Em suas duas primeiras temporadas, The Leftovers nos apresentou uma série de eventos misteriosos. Tudo começou com o dia da partida repentina, passando pelo culto dos Remanescentes Culpados e a imortalidade do personagem Kevin (Justin Theroux). Três anos após os eventos finais da segunda temporada, o mundo agora se aproxima do sétimo aniversário do dia em que 2% da população mundial desapareceu. Se 14 de outubro de 2011 foi realmente a data do arrebatamento, faltavam pouquíssimos dias para o apocalipse. O fim do mundo também é abordado no prólogo da temporada e é com esse clima que Damon Lindelof e Tom Perrota começam a narrativa de conclusão da atração.

O terceiro ano inicia retratando a vida dos personagens em Jarden e explicando o que aconteceu com os Remanescentes Culpados que invadiram o local. Kevin agora é o chefe de polícia da cidade, Tom (Chris Zylka) tornou-se policial e Nora Durst (Carrie Coon) retomou seu emprego no DSD, o órgão do governo que paga benefícios para as pessoas que perderam seus entes no dia da partida repentina. Laurie (Amy Brenneman) e John Murphy (Kevin Carroll) se casaram (por essa ninguém esperava) e trabalham juntos enganando as pessoas que visitam a região. Já Jill (Margaret Qualley) e Erika (Regina King) se mudaram da cidade, enquanto Matt (Christopher Eccleston), com a ajuda de Michael (Jovan Adepo) e John, começou a escrever um evangelho sobre a vida de Kevin. O próprio Kevin parece não aceitar a sua condição, já que mais de uma vez ele tenta se sufocar com um saco plástico. É curioso observar como a fé de Matt em Kevin é responsável por afastá-lo das maiores graças que ele recebeu nos últimos tempos, a recuperação de sua mulher e o nascimento de seu filho.

A trama começa a mudar de rumo quando Nora é contatada, via telefone, pelo ator Mark Linn-Baker, que afirma conhecer pessoas que podem fazer com que ela se reencontre com os seus filhos. Esse acaba sendo o pontapé inicial que desencadeia a viagem de Nora e Kevin até a Austrália, onde o pai de Kevin já está há algum tempo. Quando Matt descobre que Kevin está do outro lado do mundo, ele elabora um plano para trazer o policial de volta a Jarden antes do dia 14 de outubro, o que, segundo suas crenças pessoais, impediria o apocalipse.
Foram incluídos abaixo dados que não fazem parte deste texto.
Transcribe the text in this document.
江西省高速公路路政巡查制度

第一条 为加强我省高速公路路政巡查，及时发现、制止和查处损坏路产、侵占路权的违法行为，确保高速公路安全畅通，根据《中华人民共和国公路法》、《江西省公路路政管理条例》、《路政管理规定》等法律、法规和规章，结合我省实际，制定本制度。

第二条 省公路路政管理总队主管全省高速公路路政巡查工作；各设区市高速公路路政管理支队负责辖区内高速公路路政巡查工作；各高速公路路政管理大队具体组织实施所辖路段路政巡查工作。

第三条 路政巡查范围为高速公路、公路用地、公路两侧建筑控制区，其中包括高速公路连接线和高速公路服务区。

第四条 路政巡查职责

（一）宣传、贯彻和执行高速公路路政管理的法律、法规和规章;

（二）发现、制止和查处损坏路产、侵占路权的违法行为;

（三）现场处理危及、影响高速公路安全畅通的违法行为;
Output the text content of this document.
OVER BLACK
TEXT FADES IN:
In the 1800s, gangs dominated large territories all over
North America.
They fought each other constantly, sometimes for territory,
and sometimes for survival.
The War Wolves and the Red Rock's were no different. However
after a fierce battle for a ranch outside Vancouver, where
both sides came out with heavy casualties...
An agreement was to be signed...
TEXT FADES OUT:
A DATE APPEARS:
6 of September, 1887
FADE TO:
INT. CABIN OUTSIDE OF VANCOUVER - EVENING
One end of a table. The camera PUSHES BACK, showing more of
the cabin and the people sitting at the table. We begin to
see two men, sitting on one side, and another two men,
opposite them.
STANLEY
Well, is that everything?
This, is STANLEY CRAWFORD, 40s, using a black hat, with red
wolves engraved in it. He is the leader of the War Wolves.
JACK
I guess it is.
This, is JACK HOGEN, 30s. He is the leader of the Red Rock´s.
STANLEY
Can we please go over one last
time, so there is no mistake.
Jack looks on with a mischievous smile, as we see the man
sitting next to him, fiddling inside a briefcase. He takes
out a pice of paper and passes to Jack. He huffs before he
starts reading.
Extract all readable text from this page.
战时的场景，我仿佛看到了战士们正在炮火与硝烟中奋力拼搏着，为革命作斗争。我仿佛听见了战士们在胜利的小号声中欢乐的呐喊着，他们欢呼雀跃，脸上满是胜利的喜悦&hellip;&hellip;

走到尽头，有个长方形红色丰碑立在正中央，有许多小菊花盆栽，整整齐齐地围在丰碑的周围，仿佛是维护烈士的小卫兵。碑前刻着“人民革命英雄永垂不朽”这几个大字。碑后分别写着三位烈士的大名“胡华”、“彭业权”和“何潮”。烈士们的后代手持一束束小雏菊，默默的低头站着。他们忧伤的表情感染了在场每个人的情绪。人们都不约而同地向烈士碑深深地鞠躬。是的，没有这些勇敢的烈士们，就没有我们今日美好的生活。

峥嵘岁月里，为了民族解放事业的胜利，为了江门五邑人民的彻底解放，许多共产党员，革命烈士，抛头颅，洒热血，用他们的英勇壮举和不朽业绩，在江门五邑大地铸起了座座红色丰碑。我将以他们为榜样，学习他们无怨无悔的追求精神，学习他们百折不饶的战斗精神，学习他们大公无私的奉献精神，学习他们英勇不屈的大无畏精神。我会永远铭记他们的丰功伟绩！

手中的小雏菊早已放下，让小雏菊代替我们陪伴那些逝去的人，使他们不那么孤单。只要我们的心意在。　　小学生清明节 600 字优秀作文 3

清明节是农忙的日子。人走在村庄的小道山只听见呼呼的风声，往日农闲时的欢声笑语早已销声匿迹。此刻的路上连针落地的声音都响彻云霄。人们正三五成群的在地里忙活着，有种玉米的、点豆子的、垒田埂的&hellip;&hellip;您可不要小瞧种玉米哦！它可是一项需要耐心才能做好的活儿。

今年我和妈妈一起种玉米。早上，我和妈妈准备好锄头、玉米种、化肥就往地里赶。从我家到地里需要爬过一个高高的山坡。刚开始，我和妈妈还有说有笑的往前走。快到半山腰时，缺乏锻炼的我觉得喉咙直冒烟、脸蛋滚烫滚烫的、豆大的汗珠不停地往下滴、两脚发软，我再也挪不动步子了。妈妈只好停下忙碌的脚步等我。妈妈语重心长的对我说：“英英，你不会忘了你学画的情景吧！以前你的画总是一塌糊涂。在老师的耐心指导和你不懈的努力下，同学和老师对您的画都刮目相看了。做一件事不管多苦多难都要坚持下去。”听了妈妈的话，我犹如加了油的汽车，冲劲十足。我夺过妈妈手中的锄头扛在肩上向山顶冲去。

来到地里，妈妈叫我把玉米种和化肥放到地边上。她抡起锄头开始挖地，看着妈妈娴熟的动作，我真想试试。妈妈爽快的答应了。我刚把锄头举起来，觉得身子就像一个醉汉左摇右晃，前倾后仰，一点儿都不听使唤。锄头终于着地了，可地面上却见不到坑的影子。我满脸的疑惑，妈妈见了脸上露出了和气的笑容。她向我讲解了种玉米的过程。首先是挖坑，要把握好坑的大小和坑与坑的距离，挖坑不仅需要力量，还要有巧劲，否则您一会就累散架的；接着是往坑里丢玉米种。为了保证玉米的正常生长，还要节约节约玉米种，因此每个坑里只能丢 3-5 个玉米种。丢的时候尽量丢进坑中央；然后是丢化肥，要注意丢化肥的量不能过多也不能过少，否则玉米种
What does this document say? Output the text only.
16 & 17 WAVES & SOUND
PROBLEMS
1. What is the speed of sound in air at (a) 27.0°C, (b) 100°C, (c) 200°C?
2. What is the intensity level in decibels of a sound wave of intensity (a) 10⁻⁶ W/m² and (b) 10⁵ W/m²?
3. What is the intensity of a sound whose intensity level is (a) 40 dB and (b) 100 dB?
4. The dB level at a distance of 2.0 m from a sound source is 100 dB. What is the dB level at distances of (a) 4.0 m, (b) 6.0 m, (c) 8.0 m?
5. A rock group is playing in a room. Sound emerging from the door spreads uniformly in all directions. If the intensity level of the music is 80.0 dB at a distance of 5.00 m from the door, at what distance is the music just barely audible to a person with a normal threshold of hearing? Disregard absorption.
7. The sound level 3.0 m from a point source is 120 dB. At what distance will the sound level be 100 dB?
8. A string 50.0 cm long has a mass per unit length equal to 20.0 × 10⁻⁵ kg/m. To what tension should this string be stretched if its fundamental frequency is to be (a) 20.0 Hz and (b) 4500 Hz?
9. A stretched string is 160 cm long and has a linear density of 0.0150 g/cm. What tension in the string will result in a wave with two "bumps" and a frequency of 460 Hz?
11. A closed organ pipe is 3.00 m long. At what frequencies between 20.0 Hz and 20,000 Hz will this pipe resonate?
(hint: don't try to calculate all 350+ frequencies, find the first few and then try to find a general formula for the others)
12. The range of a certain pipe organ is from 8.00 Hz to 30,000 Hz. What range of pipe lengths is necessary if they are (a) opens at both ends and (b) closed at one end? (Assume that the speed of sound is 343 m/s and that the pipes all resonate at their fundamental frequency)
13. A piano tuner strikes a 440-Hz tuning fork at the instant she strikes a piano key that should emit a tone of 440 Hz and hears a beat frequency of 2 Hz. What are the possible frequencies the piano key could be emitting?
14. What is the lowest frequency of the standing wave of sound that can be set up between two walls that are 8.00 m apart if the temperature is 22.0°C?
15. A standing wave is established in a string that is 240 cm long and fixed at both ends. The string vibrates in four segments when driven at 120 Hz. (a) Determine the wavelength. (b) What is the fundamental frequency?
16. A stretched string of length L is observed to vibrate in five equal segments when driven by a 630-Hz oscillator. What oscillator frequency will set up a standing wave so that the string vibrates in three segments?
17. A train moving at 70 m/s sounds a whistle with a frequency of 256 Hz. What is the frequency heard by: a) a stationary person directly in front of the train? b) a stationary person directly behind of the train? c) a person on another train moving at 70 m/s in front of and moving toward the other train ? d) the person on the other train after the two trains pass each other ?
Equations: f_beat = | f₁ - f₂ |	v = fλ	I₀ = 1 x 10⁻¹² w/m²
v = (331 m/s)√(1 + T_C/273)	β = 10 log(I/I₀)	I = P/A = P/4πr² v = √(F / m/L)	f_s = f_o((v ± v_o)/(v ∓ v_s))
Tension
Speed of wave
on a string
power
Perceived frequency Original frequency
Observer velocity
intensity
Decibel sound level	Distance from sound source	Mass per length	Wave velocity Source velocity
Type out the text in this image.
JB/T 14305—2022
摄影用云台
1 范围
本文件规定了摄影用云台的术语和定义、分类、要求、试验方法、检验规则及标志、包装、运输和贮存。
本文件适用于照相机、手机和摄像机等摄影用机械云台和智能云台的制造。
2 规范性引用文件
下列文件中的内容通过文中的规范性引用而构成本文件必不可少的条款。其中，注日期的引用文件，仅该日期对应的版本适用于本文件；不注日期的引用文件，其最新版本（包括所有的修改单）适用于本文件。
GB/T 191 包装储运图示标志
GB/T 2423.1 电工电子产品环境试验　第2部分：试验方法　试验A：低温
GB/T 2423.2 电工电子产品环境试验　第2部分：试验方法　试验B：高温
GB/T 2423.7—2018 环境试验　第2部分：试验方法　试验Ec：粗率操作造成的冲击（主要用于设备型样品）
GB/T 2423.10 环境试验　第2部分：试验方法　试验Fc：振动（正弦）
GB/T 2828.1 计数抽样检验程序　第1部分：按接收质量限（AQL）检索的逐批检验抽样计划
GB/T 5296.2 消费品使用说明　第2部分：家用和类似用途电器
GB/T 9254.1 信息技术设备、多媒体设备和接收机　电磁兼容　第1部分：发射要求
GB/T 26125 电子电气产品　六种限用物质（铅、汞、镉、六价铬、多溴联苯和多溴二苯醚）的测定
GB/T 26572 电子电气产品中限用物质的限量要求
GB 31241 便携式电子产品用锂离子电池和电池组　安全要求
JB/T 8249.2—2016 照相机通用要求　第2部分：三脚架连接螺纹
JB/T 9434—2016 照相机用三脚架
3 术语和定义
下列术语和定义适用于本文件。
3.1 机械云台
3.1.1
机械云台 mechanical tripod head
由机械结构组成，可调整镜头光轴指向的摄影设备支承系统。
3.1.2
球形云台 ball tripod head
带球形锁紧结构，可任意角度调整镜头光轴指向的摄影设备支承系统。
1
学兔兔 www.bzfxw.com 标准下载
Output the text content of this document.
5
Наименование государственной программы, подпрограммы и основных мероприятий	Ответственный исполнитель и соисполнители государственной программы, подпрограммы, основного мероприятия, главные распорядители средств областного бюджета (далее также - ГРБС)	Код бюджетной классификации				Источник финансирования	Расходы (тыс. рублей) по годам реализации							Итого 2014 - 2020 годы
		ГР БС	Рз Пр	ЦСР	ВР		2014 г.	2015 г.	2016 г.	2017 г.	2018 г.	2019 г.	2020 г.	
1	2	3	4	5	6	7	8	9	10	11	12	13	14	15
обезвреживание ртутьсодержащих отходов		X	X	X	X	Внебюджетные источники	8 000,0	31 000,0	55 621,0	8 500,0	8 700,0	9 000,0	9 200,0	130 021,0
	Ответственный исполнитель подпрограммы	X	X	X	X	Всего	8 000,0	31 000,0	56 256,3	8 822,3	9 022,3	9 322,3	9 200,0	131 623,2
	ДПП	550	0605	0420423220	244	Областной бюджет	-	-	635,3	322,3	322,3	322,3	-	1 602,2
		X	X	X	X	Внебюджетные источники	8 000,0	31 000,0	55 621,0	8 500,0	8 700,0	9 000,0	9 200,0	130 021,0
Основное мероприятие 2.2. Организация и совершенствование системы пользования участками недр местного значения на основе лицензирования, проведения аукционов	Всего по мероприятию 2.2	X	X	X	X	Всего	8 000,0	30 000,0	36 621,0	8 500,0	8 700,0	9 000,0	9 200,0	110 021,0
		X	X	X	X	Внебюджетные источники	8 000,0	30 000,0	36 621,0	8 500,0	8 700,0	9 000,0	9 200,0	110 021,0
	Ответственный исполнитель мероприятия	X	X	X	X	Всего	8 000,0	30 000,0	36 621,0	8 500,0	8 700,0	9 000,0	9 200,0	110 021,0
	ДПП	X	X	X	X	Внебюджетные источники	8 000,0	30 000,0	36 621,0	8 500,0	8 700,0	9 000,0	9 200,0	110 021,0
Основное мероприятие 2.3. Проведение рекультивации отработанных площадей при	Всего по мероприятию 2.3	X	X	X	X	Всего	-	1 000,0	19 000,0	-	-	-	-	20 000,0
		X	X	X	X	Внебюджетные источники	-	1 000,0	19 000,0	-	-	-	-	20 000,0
Junto com John, Michael e Laurie, Matt vai para Melbourne, que passa a ser um dos cenários principais da temporada de despedida de The Leftovers. Diferente da missão espiritual daqueles que estão escrevendo o livro sobre Kevin, Laurie tem o propósito de tentar ajudar o ex-marido a lidar com seus problemas mentais.

A partir do segundo capítulo, a série começa a adotar uma nova postura, dedicando episódios inteiros a personagens específicos. The Leftovers na verdade já tinha feito isso nas temporadas anteriores, mas não repetiu tanto a fórmula como vemos no terceiro ano. “Don’t Be Ridiculous” é centrado em Nora e no propósito que a levou a até a Austrália; “Crazy Whitefella Thinking” conta a maluca e divertida história de Kevin Garvey Sr. (Scott Glenn) em aprender músicas de tribos indígenas australianas para tentar evitar uma grande enchente; “It’s a Matt, Matt, Matt, Matt World” mostra todo o esforço desempenhado por Matt em provar para os outros suas convicções, bem como colocar em prática seus últimos planos; e “Certified” apresenta as angústias vivenciadas por Laurie desde a partida repentina, o que nos leva a concluir que sua entrada nos Remanescentes Culpados foi uma tentativa de encontrar um sentido para sua vida, o que acabou não se concretizando, conforme vimos na temporada passada. A forma com que esses episódios foram construídos funcionou muito bem, já que eles deram maior profundidade aos personagens sem perder o contexto da história principal. Por outro lado, Jill e Tom possuem pouquíssimos tempos de tela, mas isso não afeta a condução do enredo.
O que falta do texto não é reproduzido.